Передо мной расстилалась картина, достойная кисти величайших мастеров пейзажа. Я не стану описывать этот пейзаж, скажу только, что это было удивительно красиво. Ни в живописи, ни в реальности я ничего подобного не видел. Никто никогда не писал такого ландшафта, это надо увидеть, выдумать такое невозможно. Поражал открывшийся передо мною простор — ширь беспредельная. Было тепло, но не жарко. Воздух живителен и сладок. Солнце светит по-весеннему, желанно, приятно. Мне очень хотелось солнца после дождей Мурлындии, и вот оно было, грело. Я наслаждался им. Неподалеку от меня тек ручеек с такой чистой водой, какой я уже многие годы не видел, даже в самых дальних Саянах. Незнакомые деревья и кустарники окружали светлые луговины. Травы, цветы — все было не наше, все было из иных краев, из иных широт. И полное безлюдье. Разве что заросшая тропка, которая уходила от меня в глубину пространства, тропинка, по которой, кажется, годами уже никто не ходил, свидетельствовала о человеке…
Впрочем, вон где-то далеко пасутся овцы — какое у меня острое зрение! Вокруг стада овец бегают собаки, более похожие на волков. Во главе стада идет человек, пастырь, босоногий, с посохом выше головы, через плечо перекинута овчина. За чабаном следуют белобородые козлы, а уж за ними — овцы. Все стадо медленно уходит за пределы моего окоема. Там тоже видны отдельные купы незнакомых деревьев.
Я долго стоял и смотрел на открывшийся передо мною простор. Невысокие горы вдали с плавными очертаниями, озеро под горой, луг, неторная тропа через него, облака в небе. И чистота, я бы сказал, какая-то первобытная чистота, если бы я знал, как оно все было на земле давным-давно, еще до появления на ней человека. Словом, неземная шамбала, рай в небеси.
Прежде чем сделать первый шаг по отверзшейся мне тропинке, я обернулся, хотел взглянуть на контрольно-пропускной пункт, хоть взглядом попрощаться с милым человеком из таможенной службы. Но там уже не было никаких строений. Там тоже был беспредельный простор, красота и пристойность. Рай, право слово, рай небесный, а не ландшафт земли.

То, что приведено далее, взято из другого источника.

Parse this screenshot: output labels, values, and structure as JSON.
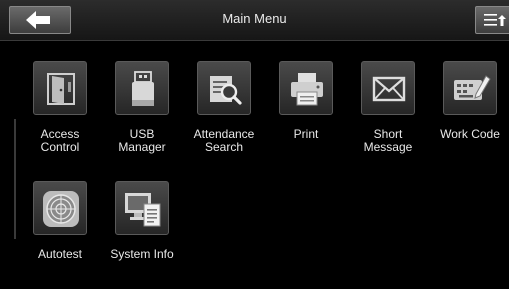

Я пошел по тропинке. Куда-то она меня выведет? Что-то я увижу тут и кого-то встречу? Я шел долго, и моя ходьба не утомляла меня, она была мне приятной. Я всю жизнь любил ходить пешком, ходил много и с наслаждением…
Все новые и новые картины открывались передо мной. И одна была краше другой. Незнакомые цветы, неизвестные травы, непонятные кустарники, рощицы, колки, поляны среди деревьев, обширные луга и даже степи открывались моему взору. Все это незатронутое, не ведало ни топора, ни пожара, ни нашествия листожора-шелкопряда. Все первобытное, все ветхозаветное — страна мечты…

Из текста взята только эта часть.